Le cinéma
populaire allemand des années 60 est marqué par la production de séries : les
Winnetou, les Jerry Cotton, les Kommissar X ou les ‘Krimi’ remplissaient les
salles Outre-Rhin. La série inspirée d’Edgar Wallace compte une trentaine de
films produits par Rialto Films entre 1959 et 1972.[1]
Le succès de ces films entraina même le développement d’une concurrence à
travers les productions d’Artur Brauner, qui relança le docteur Mabuse.

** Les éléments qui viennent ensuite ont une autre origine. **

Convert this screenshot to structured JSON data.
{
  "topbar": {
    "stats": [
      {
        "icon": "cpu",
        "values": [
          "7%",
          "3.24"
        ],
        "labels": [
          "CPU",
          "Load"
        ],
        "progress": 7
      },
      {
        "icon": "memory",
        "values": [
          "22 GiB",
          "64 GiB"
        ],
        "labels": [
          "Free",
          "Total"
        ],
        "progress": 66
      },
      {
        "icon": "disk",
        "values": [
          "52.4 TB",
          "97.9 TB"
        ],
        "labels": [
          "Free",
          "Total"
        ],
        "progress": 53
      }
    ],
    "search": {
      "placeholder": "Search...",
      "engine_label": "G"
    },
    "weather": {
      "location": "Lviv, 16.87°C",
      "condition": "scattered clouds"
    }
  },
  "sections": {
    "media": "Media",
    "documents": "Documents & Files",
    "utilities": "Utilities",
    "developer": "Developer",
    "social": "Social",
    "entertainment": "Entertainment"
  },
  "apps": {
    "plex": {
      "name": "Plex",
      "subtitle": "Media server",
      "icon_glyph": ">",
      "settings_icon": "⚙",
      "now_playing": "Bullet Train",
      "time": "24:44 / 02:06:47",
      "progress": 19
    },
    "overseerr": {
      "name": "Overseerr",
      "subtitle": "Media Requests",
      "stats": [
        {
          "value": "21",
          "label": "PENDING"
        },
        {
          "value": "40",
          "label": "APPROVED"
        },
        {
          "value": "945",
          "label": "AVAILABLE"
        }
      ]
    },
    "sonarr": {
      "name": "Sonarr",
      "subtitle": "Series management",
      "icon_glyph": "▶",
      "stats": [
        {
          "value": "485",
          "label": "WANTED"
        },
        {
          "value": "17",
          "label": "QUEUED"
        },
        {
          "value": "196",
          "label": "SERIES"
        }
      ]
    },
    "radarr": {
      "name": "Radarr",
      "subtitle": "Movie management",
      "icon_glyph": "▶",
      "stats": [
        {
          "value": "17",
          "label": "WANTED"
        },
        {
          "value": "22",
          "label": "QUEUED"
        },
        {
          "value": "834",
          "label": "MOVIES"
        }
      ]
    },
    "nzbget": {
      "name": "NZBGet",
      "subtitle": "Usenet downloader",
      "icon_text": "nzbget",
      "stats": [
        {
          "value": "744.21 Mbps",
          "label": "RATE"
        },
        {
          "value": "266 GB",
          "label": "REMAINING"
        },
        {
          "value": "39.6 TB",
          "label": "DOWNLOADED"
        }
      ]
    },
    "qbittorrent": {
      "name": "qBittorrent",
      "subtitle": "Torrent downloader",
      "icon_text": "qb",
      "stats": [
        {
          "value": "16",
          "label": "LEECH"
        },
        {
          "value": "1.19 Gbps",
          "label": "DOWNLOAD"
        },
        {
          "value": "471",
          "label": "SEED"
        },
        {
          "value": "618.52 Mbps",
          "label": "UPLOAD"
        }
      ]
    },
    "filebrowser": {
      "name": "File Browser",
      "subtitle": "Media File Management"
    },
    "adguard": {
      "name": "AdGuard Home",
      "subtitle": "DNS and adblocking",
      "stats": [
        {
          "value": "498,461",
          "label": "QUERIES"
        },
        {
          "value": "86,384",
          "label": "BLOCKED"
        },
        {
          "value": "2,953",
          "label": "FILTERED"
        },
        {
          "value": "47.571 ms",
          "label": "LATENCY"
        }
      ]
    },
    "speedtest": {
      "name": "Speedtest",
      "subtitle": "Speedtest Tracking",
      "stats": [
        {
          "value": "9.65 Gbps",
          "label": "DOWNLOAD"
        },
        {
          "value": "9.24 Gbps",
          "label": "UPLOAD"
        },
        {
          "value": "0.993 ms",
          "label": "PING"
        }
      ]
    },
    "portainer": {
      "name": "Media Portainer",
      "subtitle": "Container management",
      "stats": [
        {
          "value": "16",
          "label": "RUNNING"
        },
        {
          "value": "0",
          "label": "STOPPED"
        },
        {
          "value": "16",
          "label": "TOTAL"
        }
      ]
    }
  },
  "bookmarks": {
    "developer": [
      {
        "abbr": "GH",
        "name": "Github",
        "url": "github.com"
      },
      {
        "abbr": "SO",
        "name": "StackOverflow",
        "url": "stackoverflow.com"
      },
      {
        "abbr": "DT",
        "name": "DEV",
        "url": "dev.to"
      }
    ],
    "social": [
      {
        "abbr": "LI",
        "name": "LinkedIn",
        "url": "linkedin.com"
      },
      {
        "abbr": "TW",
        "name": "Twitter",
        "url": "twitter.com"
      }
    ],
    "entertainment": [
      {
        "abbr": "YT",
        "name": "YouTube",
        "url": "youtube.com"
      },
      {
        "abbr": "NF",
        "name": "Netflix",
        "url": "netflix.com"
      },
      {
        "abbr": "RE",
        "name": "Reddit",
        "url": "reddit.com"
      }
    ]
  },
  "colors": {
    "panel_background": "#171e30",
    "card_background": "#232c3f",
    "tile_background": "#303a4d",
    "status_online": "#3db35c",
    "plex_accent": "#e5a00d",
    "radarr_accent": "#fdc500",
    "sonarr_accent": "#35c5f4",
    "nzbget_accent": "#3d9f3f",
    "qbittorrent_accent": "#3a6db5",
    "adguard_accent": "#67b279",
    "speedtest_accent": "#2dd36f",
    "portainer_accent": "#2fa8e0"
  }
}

Le Requin harponne Scotland Yard semble un exemple archétypal de
‘Krimi’ et le genre est reconnaissable dès les premières minutes : sur
fond de musique jazzy envoûtante, un meurtre a lieu avant le générique, précédé
de l’annonce, par une voix d’outre-tombe : « Hallo, hier spricht
Edgar Wallace ». L’enquête est confiée à l’inspecteur Wade, de Scotland
Yard, qui voit dans l’assassinat la marque d’un mystérieux génie criminel, le
Requin. A vrai dire, cet improbable homme-grenouille fait plus rigoler que
frissonner et, très vite, le spectateur en oublie même quelles sont les raisons
des crimes du Requin. De toute façon, tout cela n’est pas très sérieux et les
acteurs sur-jouent volontiers.
Flirtant
volontiers avec le comique, Alfred Vohrer, un des grands artisans germanique de
l’époque avec Harald Reinl, crée toutefois par le jeu des cadrages et des
éclairages une atmosphère inquiétante, dans laquelle s’inscrit à merveille
Klaus Kinski, dans un rôle secondaire. Alors même qu’il a été de toute évidence
tourné en Allemagne, le film essaie mollement de faire croire qu’il se déroule dans
une Angleterre mythique, intemporelle, celle des courses d’aviron et des quais
embrumés de Whitechapel.[2]
Pourtant, le cabaret, au centre du film, rappelle plus L’Opéra de Quat’ Sous ou L’Ange
Bleu que Sherlock Holmes…
Evidemment, il
est intéressant de s’interroger sur ce que ce spectacle familial, divertissant
et sympathique, révèle sur l’Allemagne des années 60. Le Requin harponne Scotland Yard s’inscrit dans une filiation du
sérial à la Mabuse,
sauf que le film n’est pas, comme celui de Lang, le reflet de la société dans
lequel il a été produit. Au contraire, le ‘Krimi’, comme la plupart des
séries-phares d’après-guerre, définit l’Allemagne en creux, par défaut et
trahit le malaise d’être allemand, le désir d’être autre.